After what I thought was perhaps a fruitless search, a friend recommended the poetry of Los Angeles native (and current Bay Area resident) Kay Ryan. Her complete poems fit into a single 200 page book, and they were rarely more than a single—mostly white—page. Reading through her poems, I was deeply inspired and almost immediately sketched out the first eponymous song of the cycle, “The Pieces that Fall to Earth.”

However Kay Ryan’s poems aren’t just short, they’re very short, sometimes no more than 20 words. Therefore, I needed to find strategies to create a cycle of songs that were all extremely short; I didn’t want to just write a set of miniatures, I wanted to build a work with a large scale architecture. My solution was that my settings of Ms. Ryan’s poetry would mirror my own readings of her works. Some of her poems—like “Hope” and “Sharks’ Teeth” I read over rather quickly, absorbing its meaning in a single reading.
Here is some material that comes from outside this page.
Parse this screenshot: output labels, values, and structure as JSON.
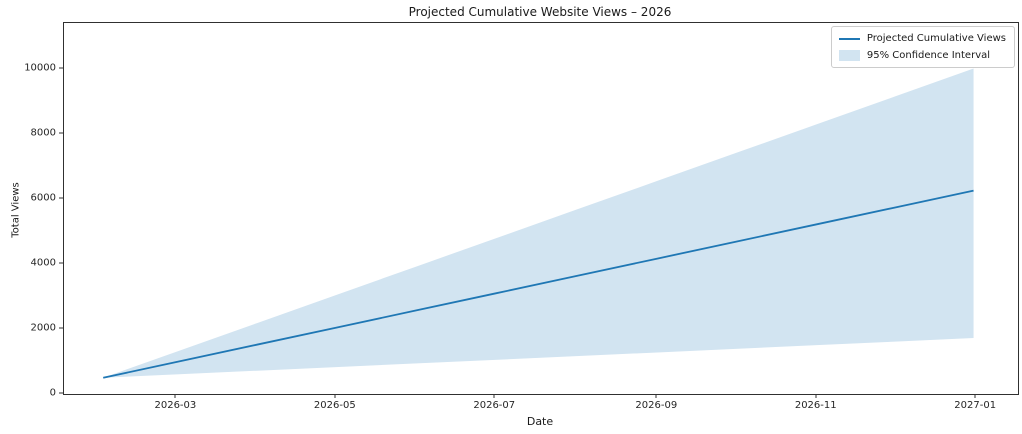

Others, like “The Pieces that Fall to Earth” and “That Will to Divest” seemed to require multiple readings to glean meaning from their complex and sometimes ambiguous texts. In these I repeated the complete text multiple times—with multiple musical interpretations. Still others—like “Insult” and “The Woman Who Wrote Too Much”—I obsessed over specific phrases, repeating them over and over again in my head.

The other factor that I took into account when composing The Pieces was that I was going to be setting poetry for the extraordinary voice of Hila Plitmann, whose dazzling dexterity and range was something I was hoping to use to great expressive effect. My own vocal writing tends towards the simple: lyrical and syllabic. In The Pieces I tried to actively expand my vocabulary towards to the melismatic (as in Swept Up Whole) and well as towards the extreme and acrobatic (That Will To Divest, and Insult). All of course in service of the wide range of emotions and states in Ms. Ryan’s poetry.

Together the seven songs of my cycle forms a kind of monodrama, where the work becomes more and more personal as the piece proceeds. The first three songs all are in the third person, projecting an emotional distance. In the fourth song the second person appears—“You aren’t swept up whole.” In the sixth song, “Insult,” the song approaches the first person in the plural “We need action to remind us.” And finally in the last song, “The Woman Who Wrote Too Much,” I appears.

The Pieces that Fall to Earth was commissioned by the Los Angeles Philharmonic and last approximately twenty minutes. I hope that Hila Plitmann and John Adams will share the dedication of my piece with several composer friends who remain deep inspirations to me.